普通は願いが叶わなければ悲しい顔をするはずなのに、志保はより積極的に拓望に話しかけた。

「それなら、先生はやっぱりSNSを始めなきゃダメみたいですね。うんうん。」

『それはどういう意味なのかな?会話や交流は苦手だし、連絡先を知ってるのも身内や一部の友人だけだし。全く知らない相手に、自分の名前や電話番号を教えるなんて……』

「それがまったく必要ないとしたら、どうですか?先生を特定するような情報は、全部秘密のままでいいんですよ。直接の知り合いでもない相手と、自由にメッセージが交換出来たら、どうですか?」

『そんなことが出来るのかい?』

 拓望は好奇心旺盛な子供のように、志保に問いただした。まったく自分の知らない事を、ひとまわり以上年下の彼女が当たり前のように話しているからだ。無知であった自分を恥じるのではなく、驚きと興味、知的好奇心が勝った結果であった。これまで閉鎖的な生活を送っていた拓望にとっては、
 拓望のその態度を見て、自慢げに志保は続けた。

「Toitterって言うんです。
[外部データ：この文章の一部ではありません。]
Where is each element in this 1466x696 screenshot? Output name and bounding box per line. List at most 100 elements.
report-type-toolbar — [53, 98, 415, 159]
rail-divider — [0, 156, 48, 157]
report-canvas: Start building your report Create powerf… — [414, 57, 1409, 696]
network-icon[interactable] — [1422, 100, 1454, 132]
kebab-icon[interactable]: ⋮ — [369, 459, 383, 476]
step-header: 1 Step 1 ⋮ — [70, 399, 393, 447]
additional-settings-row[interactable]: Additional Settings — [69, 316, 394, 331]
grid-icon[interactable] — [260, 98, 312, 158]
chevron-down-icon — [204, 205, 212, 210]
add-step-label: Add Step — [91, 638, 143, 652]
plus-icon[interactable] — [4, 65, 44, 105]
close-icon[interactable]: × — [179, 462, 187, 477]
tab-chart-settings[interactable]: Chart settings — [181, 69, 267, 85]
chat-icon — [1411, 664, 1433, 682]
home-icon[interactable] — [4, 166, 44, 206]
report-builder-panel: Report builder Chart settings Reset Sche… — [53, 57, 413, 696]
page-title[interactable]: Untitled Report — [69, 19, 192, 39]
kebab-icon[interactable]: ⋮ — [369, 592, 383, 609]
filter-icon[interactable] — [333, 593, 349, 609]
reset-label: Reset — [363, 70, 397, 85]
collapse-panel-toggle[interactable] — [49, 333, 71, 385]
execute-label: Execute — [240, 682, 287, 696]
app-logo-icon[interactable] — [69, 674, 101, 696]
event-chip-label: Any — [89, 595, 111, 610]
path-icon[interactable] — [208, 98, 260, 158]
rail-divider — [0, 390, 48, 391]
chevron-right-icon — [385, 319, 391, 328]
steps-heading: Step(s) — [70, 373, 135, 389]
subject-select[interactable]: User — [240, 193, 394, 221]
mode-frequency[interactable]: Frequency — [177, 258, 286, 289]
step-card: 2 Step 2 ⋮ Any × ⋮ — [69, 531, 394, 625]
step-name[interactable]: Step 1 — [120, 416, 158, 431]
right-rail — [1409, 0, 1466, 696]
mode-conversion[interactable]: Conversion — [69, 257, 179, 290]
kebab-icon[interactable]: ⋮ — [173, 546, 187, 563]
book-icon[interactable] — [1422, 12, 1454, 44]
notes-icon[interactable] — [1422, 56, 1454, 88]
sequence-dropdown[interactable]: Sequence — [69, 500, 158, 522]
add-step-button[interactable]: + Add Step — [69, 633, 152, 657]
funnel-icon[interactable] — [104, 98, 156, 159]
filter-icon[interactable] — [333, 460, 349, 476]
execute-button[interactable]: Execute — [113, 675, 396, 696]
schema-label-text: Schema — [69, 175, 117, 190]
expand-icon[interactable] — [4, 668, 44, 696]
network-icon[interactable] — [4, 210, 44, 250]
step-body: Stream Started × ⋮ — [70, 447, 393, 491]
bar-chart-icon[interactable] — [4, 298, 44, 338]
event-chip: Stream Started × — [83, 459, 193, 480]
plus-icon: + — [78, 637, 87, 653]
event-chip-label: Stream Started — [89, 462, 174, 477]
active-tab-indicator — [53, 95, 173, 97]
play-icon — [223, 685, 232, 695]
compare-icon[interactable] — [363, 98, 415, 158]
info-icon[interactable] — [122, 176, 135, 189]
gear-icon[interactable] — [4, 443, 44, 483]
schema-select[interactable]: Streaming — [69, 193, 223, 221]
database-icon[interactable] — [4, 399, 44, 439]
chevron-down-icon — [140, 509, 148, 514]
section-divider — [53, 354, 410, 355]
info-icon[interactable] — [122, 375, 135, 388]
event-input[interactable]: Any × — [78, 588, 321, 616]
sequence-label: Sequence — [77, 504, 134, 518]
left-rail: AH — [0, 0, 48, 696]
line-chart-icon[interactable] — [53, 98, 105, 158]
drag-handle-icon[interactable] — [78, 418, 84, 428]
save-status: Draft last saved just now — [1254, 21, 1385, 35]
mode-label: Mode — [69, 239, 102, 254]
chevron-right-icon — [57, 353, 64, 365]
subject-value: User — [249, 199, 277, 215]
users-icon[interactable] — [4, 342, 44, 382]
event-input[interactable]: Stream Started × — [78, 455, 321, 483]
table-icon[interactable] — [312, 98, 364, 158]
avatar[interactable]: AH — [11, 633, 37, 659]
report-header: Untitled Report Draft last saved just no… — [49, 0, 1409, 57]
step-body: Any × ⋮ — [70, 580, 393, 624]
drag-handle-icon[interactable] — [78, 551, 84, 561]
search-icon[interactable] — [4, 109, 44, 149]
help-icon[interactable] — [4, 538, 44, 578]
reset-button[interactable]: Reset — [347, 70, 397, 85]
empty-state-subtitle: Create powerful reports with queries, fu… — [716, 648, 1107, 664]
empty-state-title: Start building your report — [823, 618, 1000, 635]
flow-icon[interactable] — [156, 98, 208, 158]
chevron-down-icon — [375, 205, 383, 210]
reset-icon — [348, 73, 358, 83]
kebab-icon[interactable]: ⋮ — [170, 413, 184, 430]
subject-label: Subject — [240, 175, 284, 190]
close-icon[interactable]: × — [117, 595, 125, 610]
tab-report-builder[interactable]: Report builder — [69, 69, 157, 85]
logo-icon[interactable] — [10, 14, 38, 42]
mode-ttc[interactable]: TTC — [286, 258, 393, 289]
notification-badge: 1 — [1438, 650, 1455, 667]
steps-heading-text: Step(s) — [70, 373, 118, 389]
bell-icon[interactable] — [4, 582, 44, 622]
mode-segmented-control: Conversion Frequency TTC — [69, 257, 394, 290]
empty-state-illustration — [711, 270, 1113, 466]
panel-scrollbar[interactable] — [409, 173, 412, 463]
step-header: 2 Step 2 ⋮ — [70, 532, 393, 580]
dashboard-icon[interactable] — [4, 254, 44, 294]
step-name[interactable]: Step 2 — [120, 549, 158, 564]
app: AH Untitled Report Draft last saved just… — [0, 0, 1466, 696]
トイッターって読むのかな。なんか日本語っぽくて親しみやすいんですよ。〇〇と言った、みたいでしょ?」

『なんか、ギャグみたいだね。面白そうだね。』

 まだ志保は勤務中であったため、彼女の退勤後に拓望のスマホにインストールや操作方法について、レクチャーを受けることになった。時間と場所は、当然主導権を既に握っていた志保が指定した。そこは、病院に近い志保の馴染みのファミレスだった。
拓望は、時間前行動をモットーとしてこれまで生きてきたため、志保の指定の時間よりかなり早く到着してしまった。こういう場合、大抵は女性は遅れてくるものである。化粧直しや、洋服を選んだりしているうちに、時間が過ぎてしまうものだ。数少ない拓望の恋愛経験においても、やはりそうであった。だから、きっと志保も遅れてくるに違いないと考え、先に店内に入って志保の到着を待つことにした。案の定、指定された時間になっても、志保は現れなかった。

指定の時間から、30分が過ぎた頃から店内は客で賑わい始めた。注文したコーヒーを飲みながら、ただ何をするわけでもなく拓望は志保の到着を待っていた。
    拓望の座ったテーブルの隣には、6人の女性が座っていた。店内の賑やかな雰囲気とは違い、静かだった。何を話すわけでもなく、お互いの顔と各々のスマホを交互に確認しているような、ある種異様な光景に拓望の目には映っていた。しばらくして、その内のひとりが、口を開いた。

「ではこれから、Toitterのニャンコサークルサークルのオフ会を始めたいと思いまーす。みなさーん、はじめまして。私が今回の発起人の、ペルシャでーす。」

その後、隣のテーブルは急に賑やかになった。参加した他のメンバーも同様に自己紹介を始めた。マンチカン、ラグドール、ミケ……。後の2人は聞き取れなかったが、おそらく残りのメンバーも、何らかのネコの種族を名乗っていたのであろう。その先も、お互いをその呼び方で会話が進んでいく。拓望には、信じられない光景であった。少し動揺したためか喉が渇いてしまったため、夜が深まっていく時間帯であるにも関わらずコーヒーを再度注文してしまっていた。

そのコーヒーを飲み終わって一息ついた時、志保との約束の時間からは既に2時間が経過していた。


    この同じ日、麗良はいろいろと考えた結果、以前に真中から届いたメッセージに返信することにした。